A thirty year mortgage would not pay down 120K. I'm sure you know that, and just using sloppy thinking. But it's true, the pay down would be significant. Maybe 35K. Some of the mortgage calculators have the option of showing the amortization.
The thing is, what if rates are significantly higher, because of inflation and inflation expectations. Then someone can get in at a lower price, with a chance to lower their cost even more (effectively) when rates come down.
Oh, and one other thing. What if the kind of place you are paying $2000 to rent, can't be found for price that has a mortgage payment near that ? It depends on the market. There was a time when a place with a rent of 2k could be bought for a mortgage payment of well under that. But that was before everyone thought real estate was an investment/ inflation hedge, that's sure to go up up up.

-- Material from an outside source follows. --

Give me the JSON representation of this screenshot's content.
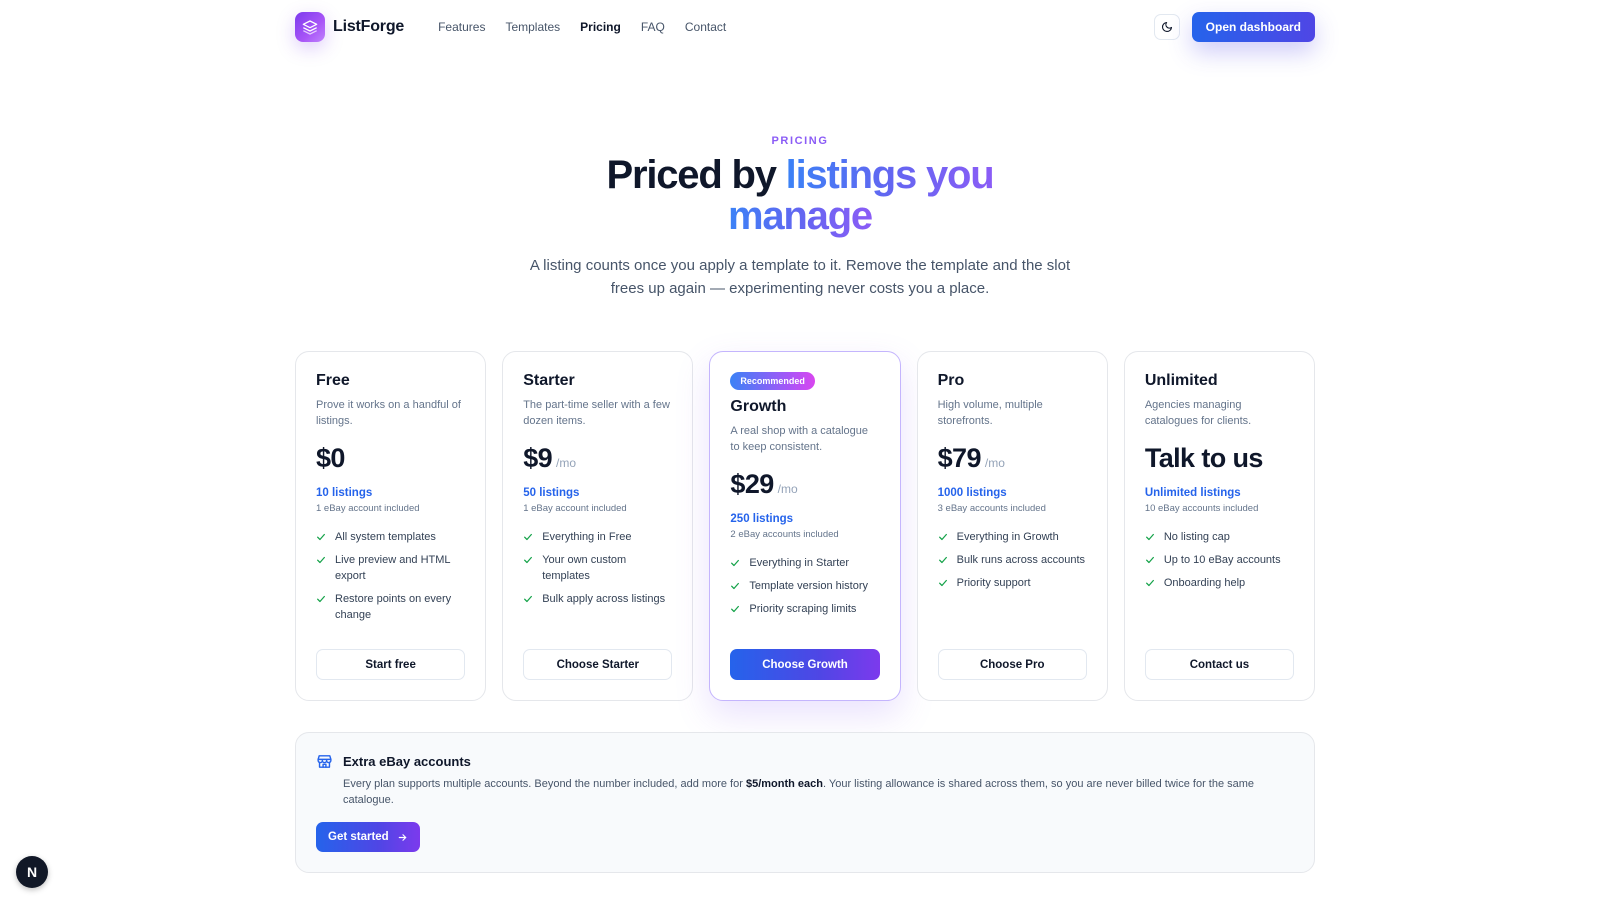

you can now get a 30yr mortgage at 3.875% for 0 points
https://www.google.com/comparisonads/mortgages?s=1&kw=interest%20rates&cat=2&ca_fam&schema=refinance&q=interest%20rates#ti=7
While Patrick's argument that house prices will fall as interest rates go up is debatable, I suspect the worse case scenario is a wash, where your cost of renting until this may happen will cancel out any price drops. e.g. if you're paying $2k/month to rent the same house then after 5 years of waiting you're out 120K. I doubt you'll find houses 120K cheaper in 5 years!